El accidente se produjo a las 19:45 horas del domingo, cuando el tren Iryo 6189, que cubría el trayecto entre Málaga-María Zambrano y Madrid Puerta de Atocha-Almudena Grandes, descarriló a la altura de los desvíos de entrada a la estación de Adamuz.
Los dos últimos vagones se salieron de la vía e invadieron la plataforma contigua, por la que circulaba en sentido contrario el tren Alvia 2384, procedente de Madrid y con destino Huelva. El impacto provocó el descarrilamiento de este segundo convoy, cuyos primeros coches cayeron por un terraplén de unos cuatro metros de altura, recorriendo aproximadamente 800 metros tras la colisión.
Primeras investigaciones
Las primeras investigaciones sitúan el siniestro a menos de cuatro kilómetros de la localidad de Vereda del Carpio, en un entorno de terraplenes, arroyos y veredas al norte de la capital cordobesa. El ministro de Transportes, Óscar Puente, afirmó en la madrugada del lunes que todavía se desconocen las causas del accidente, al que calificó de “extremadamente raro”, dado que se produjo en un tramo recto, con trenes relativamente nuevos y en una vía renovada recientemente tras una inversión de 700 millones de euros.
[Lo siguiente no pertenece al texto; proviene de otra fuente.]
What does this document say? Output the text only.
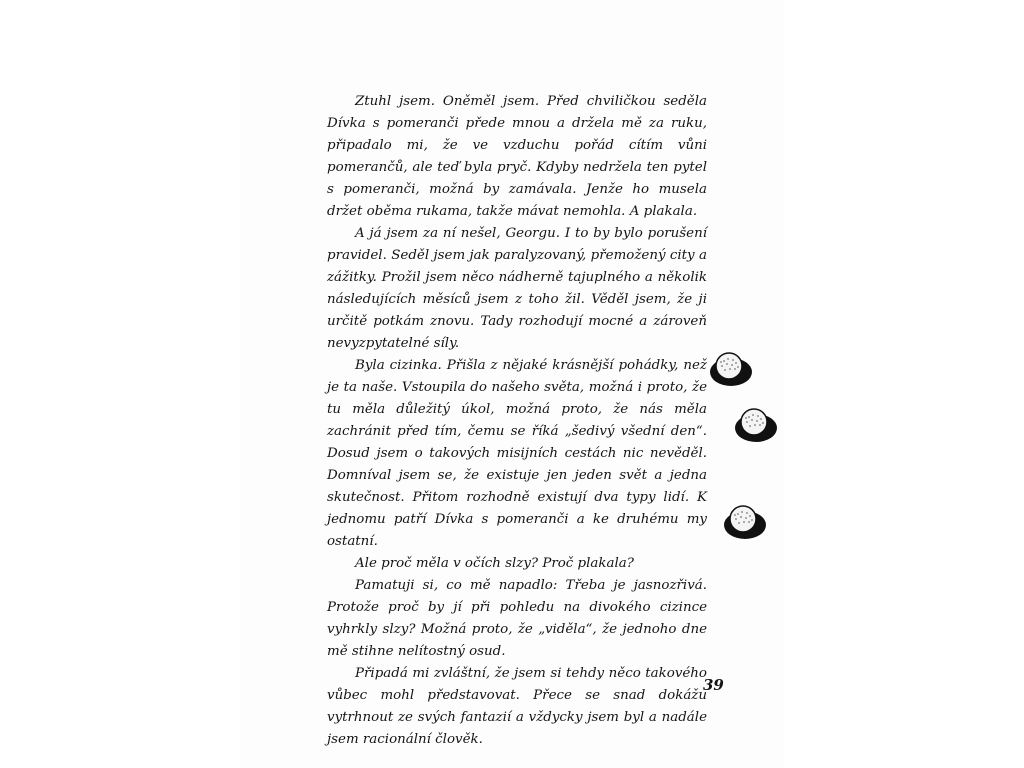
Ztuhl jsem. Oněměl jsem. Před chviličkou seděla Dívka s pomeranči přede mnou a držela mě za ruku, připadalo mi, že ve vzduchu pořád cítím vůni pomerančů, ale teď byla pryč. Kdyby nedržela ten pytel s pomeranči, možná by zamávala. Jenže ho musela držet oběma rukama, takže mávat nemohla. A plakala.

A já jsem za ní nešel, Georgu. I to by bylo porušení pravidel. Seděl jsem jak paralyzovaný, přemožený city a zážitky. Prožil jsem něco nádherně tajuplného a několik následujících měsíců jsem z toho žil. Věděl jsem, že ji určitě potkám znovu. Tady rozhodují mocné a zároveň nevyzpytatelné síly.

Byla cizinka. Přišla z nějaké krásnější pohádky, než je ta naše. Vstoupila do našeho světa, možná i proto, že tu měla důležitý úkol, možná proto, že nás měla zachránit před tím, čemu se říká „šedivý všední den“. Dosud jsem o takových misijních cestách nic nevěděl. Domníval jsem se, že existuje jen jeden svět a jedna skutečnost. Přitom rozhodně existují dva typy lidí. K jednomu patří Dívka s pomeranči a ke druhému my ostatní.

Ale proč měla v očích slzy? Proč plakala?

Pamatuji si, co mě napadlo: Třeba je jasnozřivá. Protože proč by jí při pohledu na divokého cizince vyhrkly slzy? Možná proto, že „viděla“, že jednoho dne mě stihne nelítostný osud.

Připadá mi zvláštní, že jsem si tehdy něco takového vůbec mohl představovat. Přece se snad dokážu vytrhnout ze svých fantazií a vždycky jsem byl a nadále jsem racionální člověk.

39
A lo largo de la jornada del lunes, responsables técnicos y ferroviarios han descartado de forma reiterada el error humano. El presidente de Renfe, Álvaro Fernández Heredia, explicó que ambos trenes circulaban dentro de los parámetros permitidos, a velocidades de entre 205 y 210 kilómetros por hora en un tramo limitado a 250, y subrayó que los sistemas automáticos de control impiden superar esos márgenes. Expertos en ingeniería ferroviaria han apuntado a posibles factores relacionados con la infraestructura o el material móvil, aunque han pedido cautela hasta contar con conclusiones oficiales.
504 personas afectadas
En el momento del accidente viajaban 317 pasajeros en el tren de Iryo y 187 en el Alvia, un total de 504 personas. De los heridos, 41 permanecen hospitalizados, trece de ellos en unidades de cuidados intensivos. Las labores de rescate continúan para localizar a los desaparecidos, cuya cifra asciende a 37 según datos de la Junta de Andalucía.
El despliegue de emergencia ha incluido unidades sanitarias del 061, Cruz Roja, la Unidad Militar de Emergencias y la activación del Plan Territorial de Emergencias de Andalucía en fase 1. Adamuz ha habilitado un hospital de campaña y espacios municipales para atender a heridos y familiares, mientras que estaciones como Atocha, Córdoba, Sevilla, Málaga y Huelva funcionan como puntos de atención e información.
La investigación judicial recae en el Tribunal de Instancia de Montoro, mientras la Guardia Civil ha abierto oficinas para la recogida de muestras de ADN en varias provincias. En paralelo, Adif ha suspendido el tráfico ferroviario entre Madrid y Andalucía, al menos hasta que se retiren los convoyes siniestrados y se evalúen los daños. El ministro Puente confía en que la infraestructura pueda reabrirse de forma completa en torno al 2 de febrero, aunque las próximas horas resultan clave para recuperar parcialmente la circulación.